Difference in parametrization


I have a question regarding parametrization. In particular, I tried two things, which yield slightly different results, and quite significant ones in terms of convergence, but I am unsure why. I guess the question boils down to the difference between:

beta ~ normal(0, sigma_beta);
y <- ... beta[ii];

and this:

beta ~ normal(0, 1);
y <- ... sigma_beta * beta[ii];

To me it looks like the two formulations of the same thing, namely applying the population scaling factor sigma beta to each individual beta. What am I missing?

1 Like

This is great stuff. Stan’s algorithms operate in the space defined by the parameters unconstrained parameters (probably log(sigma_beta) and beta). In the first case, the prior contribution of beta to the model’s log-density depends on the current value of sigma_beta and in the second case it does not! Models with less inter-dependence are easier to sample so you’ll see differences in convergence and, depending on the model/data differences in estimates.

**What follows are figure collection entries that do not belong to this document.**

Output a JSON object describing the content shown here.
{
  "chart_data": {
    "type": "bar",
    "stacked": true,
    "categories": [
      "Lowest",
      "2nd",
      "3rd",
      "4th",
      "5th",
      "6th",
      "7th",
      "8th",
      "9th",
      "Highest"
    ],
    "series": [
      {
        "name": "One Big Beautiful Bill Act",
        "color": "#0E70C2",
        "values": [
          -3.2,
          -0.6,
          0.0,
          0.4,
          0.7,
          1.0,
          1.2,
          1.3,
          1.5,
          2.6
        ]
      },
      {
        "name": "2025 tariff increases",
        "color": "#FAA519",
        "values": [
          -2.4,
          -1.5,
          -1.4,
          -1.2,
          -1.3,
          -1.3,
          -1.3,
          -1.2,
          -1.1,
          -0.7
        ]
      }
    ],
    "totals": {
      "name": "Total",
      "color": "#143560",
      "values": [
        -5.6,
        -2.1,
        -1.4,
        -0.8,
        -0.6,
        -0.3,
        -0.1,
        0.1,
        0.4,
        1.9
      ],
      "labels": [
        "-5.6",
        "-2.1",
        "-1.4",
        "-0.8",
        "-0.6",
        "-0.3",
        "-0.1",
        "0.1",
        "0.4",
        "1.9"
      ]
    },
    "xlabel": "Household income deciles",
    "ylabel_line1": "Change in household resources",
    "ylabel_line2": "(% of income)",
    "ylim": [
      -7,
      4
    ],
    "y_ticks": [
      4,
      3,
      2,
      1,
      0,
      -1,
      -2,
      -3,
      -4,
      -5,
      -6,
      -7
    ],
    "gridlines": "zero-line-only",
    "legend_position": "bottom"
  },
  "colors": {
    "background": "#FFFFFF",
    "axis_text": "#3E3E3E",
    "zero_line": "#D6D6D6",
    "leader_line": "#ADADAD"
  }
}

Rather re-invent the explanations I’ll point you to the manuaul and literature: the terms you are looking for are “centered parameterization” / “non-centered parameterization” / “Matt trick” (what Stan people called it before they found the rest of the literature). The section of the manual you need is here:https://mc-stan.org/docs/2_18/stan-users-guide/reparameterization-section.html

With more difficult models these kinds of re-parameterizations (and there are lots of them!) are key to using Stan effectively.


Thanks a lot!

1 Like